After a years-long fight for access, the federal government dumped hundreds of pages of documents about the dismissal of Dr. Xiangguo Qiu and her husband Keding Cheng. The two were marched out of the facility in July 2019 and were stripped of their security clearances. Their dismissals were announced in January 2021.
The documents show Canada’s intelligence agency conducted multiple security screenings and determined Qiu “intentionally” shared scientific information with China, potentially putting people’s health in jeopardy.
“Dr. Qiu represents a very serious and credible danger to the government of Canada as a whole and in particular at facilities considered high-security due to the potential for theft of dangerous materials attractive to terrorist and foreign entities that conduct espionage to infiltrate and damage the economic security of Canada,” wrote the Public Health Agency of Canada in 2020.
The RCMP says it’s still investigating the matter. Trudeau said he’s also asked his national security adviser to look into what happened at the lab and to make recommendations.
“We know … that increasingly countries like China and others are trying to either influence or get secrets out of our country and that’s why we have to continue to be extraordinarily vigilant … to keep our research institutions safe,” said Trudeau.
He then turned his attention to Conservative Leader Pierre Poilievre, who held a press conference earlier in the day alongside MPs James Bezan, the national defence critic, and Michael Chong, the party’s foreign affairs critic.
During that news conference, Poilievre accused Trudeau of allowing China to “infiltrate” Canada and covering it up by delaying the release of the documents.
He repeated claims that China backed the re-election of a Liberal minority government in 2021. A public inquiry will resume next month to investigate the breadth of Chinese interference in Canada’s past two federal elections.
Trudeau says Conservatives ‘complete ghosts’ on Ukraine
Trudeau accused Poilievre of not taking the issue seriously.
“Unfortunately, throughout this process we have seen the Conservative Party, specifically Pierre Poilievre, choosing to spew conspiracy theories and drum up political attacks, partisan attacks, on an issue that quite frankly should be bringing Canadians and parliamentarians together to try and solve this,” he said.
“The quickness with which they’re looking for partisan advantage is not just undermining Canadians’ trust in the system, but interfering with the ability of Parliament to deal with this.”
Trudeau called out Chong and Bezan as “complete ghosts” on the ongoing war in Ukraine, and on their caucus colleague Leslyn Lewis’s petition to pull out of the United Nations.
“The choice to weaponize national security in a way that is rife with conspiracy theories and partisan attacks is a choice that I don’t think is worthy of the kind of responsible leadership that Canadians deserve,” he said.
Getting the documents released has taken years.
The government initially opposed releasing the bulk of the information, arguing that would be detrimental to national security. Trudeau instead said he would share the documents with the National Security and Intelligence Committee of Parliamentarians (NSICOP), which is made up of MPs who are appointed by the prime minister and hold national security clearance.

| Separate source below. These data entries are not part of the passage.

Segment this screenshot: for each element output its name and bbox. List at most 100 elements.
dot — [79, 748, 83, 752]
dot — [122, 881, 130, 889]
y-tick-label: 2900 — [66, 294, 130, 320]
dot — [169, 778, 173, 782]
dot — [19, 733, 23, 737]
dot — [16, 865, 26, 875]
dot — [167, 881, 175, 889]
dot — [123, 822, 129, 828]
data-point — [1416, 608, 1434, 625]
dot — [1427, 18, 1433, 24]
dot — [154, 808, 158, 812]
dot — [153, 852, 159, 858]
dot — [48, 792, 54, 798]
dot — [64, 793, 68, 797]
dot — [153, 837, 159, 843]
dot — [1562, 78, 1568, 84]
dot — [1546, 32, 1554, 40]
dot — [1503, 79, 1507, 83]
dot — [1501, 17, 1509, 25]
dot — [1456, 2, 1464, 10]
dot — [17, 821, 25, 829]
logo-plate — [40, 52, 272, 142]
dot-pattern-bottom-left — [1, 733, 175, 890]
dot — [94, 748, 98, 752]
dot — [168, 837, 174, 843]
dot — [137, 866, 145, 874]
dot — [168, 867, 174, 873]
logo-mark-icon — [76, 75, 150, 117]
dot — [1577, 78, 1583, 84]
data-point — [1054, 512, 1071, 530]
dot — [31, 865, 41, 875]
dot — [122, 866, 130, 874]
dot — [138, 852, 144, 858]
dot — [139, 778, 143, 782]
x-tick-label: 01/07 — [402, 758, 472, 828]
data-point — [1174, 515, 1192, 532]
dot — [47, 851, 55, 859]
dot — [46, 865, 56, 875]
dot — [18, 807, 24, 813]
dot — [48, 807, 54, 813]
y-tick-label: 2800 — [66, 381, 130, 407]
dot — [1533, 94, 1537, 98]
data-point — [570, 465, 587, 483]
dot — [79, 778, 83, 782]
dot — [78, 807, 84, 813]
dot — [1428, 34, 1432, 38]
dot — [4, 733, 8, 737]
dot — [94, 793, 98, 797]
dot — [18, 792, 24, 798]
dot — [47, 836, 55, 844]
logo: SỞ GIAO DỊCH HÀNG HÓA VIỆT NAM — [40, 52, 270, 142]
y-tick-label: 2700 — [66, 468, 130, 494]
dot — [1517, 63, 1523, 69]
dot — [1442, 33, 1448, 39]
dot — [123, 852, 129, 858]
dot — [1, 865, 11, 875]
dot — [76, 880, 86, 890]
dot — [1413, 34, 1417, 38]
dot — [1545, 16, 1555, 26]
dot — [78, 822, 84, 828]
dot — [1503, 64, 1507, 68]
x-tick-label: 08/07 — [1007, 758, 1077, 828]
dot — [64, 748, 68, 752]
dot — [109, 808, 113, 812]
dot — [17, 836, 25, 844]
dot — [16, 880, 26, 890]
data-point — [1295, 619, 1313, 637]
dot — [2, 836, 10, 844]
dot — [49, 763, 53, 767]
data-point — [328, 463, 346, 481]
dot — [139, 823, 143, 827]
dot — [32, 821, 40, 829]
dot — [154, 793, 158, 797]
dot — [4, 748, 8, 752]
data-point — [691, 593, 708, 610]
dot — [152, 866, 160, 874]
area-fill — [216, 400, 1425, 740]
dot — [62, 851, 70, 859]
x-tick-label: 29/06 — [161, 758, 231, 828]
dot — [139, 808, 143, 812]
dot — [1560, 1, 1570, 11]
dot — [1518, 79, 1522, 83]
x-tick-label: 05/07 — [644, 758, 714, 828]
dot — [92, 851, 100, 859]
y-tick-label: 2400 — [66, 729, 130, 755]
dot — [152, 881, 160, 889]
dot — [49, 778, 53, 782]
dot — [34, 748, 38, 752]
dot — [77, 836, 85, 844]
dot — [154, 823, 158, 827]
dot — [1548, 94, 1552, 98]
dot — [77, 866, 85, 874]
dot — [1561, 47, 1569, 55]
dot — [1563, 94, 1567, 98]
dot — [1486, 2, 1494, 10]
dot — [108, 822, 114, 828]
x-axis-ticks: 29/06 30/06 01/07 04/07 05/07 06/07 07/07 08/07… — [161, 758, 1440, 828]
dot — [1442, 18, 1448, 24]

In June 2021, opposition parties voted to declare the Liberal government in contempt of Parliament. The Liberal government then took the Speaker of the House of Commons to court to get a judge’s confirmation that it has the legal authority to withhold documents requested by members of Parliament sitting on a Commons committee.

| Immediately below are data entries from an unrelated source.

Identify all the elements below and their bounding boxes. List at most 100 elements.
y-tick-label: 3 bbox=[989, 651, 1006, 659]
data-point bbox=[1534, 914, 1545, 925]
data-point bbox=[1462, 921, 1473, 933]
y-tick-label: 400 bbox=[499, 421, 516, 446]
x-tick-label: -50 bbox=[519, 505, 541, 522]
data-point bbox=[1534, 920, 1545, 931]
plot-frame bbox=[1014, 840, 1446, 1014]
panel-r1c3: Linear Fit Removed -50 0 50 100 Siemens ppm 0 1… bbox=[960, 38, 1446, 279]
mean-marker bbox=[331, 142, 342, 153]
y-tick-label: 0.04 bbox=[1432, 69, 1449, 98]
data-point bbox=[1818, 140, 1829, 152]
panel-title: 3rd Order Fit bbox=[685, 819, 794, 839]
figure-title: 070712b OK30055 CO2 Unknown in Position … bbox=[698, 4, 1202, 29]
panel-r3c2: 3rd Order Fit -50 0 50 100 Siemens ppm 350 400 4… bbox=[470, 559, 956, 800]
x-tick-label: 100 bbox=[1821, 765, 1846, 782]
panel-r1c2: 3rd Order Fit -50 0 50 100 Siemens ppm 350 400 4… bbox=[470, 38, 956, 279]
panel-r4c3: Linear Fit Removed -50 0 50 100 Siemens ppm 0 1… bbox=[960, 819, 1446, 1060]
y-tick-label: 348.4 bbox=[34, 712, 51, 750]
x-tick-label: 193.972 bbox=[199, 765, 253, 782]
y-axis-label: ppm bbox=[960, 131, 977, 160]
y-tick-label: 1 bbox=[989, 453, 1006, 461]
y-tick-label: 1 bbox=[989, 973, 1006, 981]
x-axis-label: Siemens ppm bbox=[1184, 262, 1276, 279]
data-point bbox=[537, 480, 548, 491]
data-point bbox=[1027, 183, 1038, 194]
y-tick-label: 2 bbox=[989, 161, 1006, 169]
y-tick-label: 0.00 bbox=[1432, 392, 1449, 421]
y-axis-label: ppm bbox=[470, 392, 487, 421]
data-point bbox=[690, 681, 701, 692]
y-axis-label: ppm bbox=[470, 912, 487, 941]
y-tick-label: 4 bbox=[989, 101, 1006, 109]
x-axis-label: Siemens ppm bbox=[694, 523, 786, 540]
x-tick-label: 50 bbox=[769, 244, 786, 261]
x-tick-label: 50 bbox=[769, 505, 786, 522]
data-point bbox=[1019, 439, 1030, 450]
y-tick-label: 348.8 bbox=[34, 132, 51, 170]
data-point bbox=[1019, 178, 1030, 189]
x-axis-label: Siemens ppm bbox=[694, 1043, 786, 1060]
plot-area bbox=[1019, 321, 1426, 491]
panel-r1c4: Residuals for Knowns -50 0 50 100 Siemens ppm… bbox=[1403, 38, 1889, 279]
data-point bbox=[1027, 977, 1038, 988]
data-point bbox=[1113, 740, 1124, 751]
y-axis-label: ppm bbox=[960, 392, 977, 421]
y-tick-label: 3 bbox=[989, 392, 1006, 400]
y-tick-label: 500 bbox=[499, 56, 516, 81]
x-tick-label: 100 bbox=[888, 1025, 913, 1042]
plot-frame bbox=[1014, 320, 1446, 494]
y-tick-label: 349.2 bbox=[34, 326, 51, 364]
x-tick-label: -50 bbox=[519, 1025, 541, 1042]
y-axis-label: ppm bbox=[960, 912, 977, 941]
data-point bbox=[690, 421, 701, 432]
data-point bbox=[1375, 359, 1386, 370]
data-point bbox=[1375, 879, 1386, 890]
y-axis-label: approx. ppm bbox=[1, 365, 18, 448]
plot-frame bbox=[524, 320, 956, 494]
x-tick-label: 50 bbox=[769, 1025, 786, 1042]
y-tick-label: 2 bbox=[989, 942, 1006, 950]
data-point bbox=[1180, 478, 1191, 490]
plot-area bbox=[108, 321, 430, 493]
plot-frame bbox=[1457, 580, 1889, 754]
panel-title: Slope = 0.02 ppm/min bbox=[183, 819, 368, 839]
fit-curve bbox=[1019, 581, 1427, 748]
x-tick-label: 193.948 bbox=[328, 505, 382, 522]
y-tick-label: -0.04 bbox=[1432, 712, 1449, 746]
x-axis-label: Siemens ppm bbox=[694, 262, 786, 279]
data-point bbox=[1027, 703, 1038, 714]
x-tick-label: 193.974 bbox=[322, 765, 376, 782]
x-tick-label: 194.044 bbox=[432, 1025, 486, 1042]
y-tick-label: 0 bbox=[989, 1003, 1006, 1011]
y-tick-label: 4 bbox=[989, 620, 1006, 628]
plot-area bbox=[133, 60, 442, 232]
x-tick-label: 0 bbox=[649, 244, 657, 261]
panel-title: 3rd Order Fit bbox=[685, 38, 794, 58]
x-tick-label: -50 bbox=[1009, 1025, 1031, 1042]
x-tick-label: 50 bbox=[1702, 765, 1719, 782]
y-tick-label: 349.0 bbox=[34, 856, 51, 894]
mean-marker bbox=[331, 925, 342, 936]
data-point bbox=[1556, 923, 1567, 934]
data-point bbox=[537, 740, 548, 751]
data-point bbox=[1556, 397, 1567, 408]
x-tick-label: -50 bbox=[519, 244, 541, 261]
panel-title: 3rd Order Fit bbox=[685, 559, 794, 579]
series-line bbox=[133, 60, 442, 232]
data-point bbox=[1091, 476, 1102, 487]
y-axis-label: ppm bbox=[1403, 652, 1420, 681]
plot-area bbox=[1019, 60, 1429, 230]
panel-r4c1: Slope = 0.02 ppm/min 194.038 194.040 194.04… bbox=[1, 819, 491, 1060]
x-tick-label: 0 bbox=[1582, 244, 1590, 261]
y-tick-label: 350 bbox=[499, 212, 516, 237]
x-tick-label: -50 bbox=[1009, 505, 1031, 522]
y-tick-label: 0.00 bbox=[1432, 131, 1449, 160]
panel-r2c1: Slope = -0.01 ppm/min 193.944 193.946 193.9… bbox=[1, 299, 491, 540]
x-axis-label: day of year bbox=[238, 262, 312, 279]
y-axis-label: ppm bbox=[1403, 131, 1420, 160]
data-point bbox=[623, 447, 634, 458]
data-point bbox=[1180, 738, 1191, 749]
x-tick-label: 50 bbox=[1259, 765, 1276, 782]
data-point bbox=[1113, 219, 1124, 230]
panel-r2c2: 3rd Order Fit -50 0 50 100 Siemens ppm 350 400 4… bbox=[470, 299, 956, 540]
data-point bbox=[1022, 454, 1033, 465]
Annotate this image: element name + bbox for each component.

Later, a special committee of MPs was set up to review the redactions. While the committee acknowledged some information should remain blacked-out due to national security concerns, it felt other information was being censored to protect government agencies.
“The committee feels the majority of the PHAC material should be lifted. The information appears to be mostly about protecting the organization from embarrassment for failures in policy and implementation, not legitimate national security concerns, and its release is essential to hold the government to account,” the MPs wrote.